George Augustus Frederick Cavendish-Bentinck, M.P., served as Parliamentary Secretary of the Board of Trade in 1874-5 and Judge Advocate General in 1875-80 under Disraeli, who never forgot his early debt to the Portland family. Both in the early 1870s and after Gladstone's return to office in 1880, Cavendish-Bentinck travelled on the continent and he had a particular passion for Venice and Venetian art, both of the renaissance and of the settecento. Among his eighteenth-century Venetian pictures were nine by Longhi, eight given to Canaletto, six to G. B. Tiepolo, including the autograph Banquet of Cleopatra and the Deposition by Domenico, now in the National Gallery, London, nos. 6409 and 1333 respectively, and nineteen by Francesco Guardi, a twentieth catalogued merely as Guardi and a similarly catalogued set of twelve lagoon views presumably by Giacomo. While some of his pictures like this work were purchased from major British collections, Cavendish-Bentinck also made extensive purchases in Italy as the sale catalogue attests. Thus in Padua he bought from Counts Lazzaro and Giustiniani Cavelli, and in Venice from dealers and patricians alike, Guggenheim (1871 and 1874), Antonio Ca[o?]rrer (in 1874), Richetti (1874), Barbini (by 1874), Antonio Zen (1880), Marcato (1881), as well as the Albrizzi, Manfrin and Morosini families. Cavendish-Bentinck's extensive holdings of works by the Guardi reflected his long experience of, and affection for, Venice.

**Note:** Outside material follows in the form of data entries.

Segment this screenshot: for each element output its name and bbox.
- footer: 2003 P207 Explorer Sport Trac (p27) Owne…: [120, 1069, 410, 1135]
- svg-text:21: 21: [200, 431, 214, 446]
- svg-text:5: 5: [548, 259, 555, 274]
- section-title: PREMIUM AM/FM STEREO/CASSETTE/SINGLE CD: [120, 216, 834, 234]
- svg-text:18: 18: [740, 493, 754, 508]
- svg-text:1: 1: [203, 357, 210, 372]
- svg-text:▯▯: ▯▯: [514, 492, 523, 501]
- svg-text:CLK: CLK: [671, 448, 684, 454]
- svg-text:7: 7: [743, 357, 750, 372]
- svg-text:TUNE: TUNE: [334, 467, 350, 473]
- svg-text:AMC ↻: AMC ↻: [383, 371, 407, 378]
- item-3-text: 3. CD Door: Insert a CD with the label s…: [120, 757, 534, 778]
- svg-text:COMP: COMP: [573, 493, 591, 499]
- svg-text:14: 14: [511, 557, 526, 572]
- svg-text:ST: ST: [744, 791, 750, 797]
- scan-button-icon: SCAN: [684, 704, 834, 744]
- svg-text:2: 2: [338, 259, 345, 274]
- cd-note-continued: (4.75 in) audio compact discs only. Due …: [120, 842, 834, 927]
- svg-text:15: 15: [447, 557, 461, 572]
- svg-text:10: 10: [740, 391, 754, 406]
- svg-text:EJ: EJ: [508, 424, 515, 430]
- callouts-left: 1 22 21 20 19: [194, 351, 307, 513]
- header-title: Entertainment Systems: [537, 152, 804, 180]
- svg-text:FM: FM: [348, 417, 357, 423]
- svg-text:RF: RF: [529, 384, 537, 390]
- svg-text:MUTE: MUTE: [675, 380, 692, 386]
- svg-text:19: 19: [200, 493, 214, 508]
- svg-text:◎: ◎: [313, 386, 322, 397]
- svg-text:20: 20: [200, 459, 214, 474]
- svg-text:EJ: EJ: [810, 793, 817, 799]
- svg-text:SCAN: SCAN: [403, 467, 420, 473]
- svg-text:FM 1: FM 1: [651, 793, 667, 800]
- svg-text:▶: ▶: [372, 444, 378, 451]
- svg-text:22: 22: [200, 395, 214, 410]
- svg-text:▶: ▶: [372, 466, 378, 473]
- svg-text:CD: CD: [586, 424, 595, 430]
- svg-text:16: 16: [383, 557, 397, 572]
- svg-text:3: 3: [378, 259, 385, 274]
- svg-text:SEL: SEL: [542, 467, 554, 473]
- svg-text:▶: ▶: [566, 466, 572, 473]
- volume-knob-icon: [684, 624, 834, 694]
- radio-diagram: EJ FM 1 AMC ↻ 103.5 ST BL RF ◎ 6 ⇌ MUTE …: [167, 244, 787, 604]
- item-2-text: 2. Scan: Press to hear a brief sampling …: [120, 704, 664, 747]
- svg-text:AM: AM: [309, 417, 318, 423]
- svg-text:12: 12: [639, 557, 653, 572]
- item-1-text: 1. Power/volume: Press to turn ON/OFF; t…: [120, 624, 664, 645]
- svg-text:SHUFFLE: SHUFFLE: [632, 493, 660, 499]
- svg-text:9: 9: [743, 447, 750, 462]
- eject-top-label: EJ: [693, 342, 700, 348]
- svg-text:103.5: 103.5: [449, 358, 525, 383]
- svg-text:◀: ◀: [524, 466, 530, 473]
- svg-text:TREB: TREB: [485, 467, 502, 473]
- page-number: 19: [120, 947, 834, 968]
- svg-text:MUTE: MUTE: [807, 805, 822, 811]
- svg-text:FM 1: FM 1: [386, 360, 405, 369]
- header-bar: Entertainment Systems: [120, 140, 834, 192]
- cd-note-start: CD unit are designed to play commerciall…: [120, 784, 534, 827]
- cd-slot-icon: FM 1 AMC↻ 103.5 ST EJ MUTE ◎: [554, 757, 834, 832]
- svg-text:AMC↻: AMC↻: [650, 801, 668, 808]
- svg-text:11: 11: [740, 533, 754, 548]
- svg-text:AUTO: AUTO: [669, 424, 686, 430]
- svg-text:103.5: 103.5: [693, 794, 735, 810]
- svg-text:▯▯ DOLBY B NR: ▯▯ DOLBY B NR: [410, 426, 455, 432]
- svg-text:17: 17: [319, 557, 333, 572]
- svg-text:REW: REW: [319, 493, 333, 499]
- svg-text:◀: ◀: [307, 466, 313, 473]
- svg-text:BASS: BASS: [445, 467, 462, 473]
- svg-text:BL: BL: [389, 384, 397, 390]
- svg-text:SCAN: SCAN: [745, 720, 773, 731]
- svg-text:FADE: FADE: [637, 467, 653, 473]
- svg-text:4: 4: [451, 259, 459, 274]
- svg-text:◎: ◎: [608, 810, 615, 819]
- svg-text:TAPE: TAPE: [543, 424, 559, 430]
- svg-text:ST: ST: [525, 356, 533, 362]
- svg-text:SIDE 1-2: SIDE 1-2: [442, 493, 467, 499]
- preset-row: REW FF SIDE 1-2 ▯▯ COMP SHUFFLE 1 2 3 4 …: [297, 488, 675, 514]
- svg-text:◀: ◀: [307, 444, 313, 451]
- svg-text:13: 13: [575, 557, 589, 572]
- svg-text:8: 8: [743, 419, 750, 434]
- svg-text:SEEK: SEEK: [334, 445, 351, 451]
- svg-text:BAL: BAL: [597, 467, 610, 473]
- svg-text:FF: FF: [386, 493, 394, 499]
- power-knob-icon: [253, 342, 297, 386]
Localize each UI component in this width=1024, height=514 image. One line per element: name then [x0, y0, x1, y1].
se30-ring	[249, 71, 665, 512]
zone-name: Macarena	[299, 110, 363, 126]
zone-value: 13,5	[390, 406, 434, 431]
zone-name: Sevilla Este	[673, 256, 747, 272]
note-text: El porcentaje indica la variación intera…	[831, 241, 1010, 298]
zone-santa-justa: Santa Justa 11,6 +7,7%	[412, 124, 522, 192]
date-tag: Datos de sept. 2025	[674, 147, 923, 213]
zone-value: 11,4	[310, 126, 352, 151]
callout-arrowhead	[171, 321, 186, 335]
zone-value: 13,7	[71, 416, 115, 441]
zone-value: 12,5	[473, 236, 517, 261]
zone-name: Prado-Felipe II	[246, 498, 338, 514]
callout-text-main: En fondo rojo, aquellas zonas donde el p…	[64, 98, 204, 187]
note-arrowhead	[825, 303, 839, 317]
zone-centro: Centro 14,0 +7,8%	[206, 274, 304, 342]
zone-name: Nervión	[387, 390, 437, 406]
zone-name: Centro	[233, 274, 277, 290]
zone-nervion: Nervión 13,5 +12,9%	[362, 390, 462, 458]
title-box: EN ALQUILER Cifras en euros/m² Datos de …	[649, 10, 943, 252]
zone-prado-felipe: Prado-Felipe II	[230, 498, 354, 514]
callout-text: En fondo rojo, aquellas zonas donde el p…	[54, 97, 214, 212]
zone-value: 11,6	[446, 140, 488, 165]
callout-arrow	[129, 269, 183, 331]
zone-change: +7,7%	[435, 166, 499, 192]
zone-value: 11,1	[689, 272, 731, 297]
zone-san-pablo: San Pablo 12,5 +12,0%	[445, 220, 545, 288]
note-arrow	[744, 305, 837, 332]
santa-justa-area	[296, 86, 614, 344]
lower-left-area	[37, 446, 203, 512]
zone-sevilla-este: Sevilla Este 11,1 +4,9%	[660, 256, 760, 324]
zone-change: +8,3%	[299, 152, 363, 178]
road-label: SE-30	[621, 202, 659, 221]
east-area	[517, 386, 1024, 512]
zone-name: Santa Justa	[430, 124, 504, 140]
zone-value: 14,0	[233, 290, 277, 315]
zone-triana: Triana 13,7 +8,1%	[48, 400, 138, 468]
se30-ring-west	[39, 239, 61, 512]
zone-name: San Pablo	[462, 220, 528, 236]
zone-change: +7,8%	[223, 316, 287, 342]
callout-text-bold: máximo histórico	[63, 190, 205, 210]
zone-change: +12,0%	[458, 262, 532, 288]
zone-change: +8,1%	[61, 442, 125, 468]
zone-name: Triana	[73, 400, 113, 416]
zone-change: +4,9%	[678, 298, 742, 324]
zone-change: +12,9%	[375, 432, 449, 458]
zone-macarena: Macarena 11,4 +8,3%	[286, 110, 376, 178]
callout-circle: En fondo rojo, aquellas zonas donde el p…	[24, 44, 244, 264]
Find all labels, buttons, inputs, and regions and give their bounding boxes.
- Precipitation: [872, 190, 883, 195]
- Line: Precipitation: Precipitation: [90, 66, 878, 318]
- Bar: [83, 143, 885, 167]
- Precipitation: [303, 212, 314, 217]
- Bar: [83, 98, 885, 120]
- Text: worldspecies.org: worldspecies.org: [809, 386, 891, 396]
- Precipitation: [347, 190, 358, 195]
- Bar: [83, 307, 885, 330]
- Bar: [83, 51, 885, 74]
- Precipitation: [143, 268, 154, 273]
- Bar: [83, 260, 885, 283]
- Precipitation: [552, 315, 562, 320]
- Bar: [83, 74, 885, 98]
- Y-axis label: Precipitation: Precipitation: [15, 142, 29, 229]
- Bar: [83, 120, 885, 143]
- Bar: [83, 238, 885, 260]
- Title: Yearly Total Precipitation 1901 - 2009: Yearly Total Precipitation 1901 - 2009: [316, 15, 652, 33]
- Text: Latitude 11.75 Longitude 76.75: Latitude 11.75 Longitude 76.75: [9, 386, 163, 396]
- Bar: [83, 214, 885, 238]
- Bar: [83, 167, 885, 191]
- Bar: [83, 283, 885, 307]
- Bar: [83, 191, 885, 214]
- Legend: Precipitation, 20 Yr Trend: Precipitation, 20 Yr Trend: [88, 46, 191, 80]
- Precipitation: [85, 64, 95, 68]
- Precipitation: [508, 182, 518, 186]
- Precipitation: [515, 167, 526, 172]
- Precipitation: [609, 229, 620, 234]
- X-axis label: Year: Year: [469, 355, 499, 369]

Cavendish-Bentinck's collection was divided between his London house, 3 Grafton Street and Brownsea Castle, itself if not on a lagoon then in the middle of Poole Harbour. The Grafton Street house was acquired at a moment of financial crisis by his son-in-law, Arthur James, who purchased many lots in the posthumous sale of 1891. He and his wife Venetia continued to live at Grafton Street and at his own house Coton Hall, near Rugby. Widowed in 1917, Mrs. James was a formidable figure in the social world. On her death some of her husband's pictures, including two of the Longhis he had acquired at her father's sale, were bequeathed to the National Gallery, which had already acquired one at the 1891 sale, while the bulk of the collection was sold; this canvas, which in 1891 had been divided from what was clearly originally the pair, the Doge's Palace from the Bacino (supra 1), was separated from the Piazza San Marco (supra 4), which had functioned as its pendant since the 1891 sale.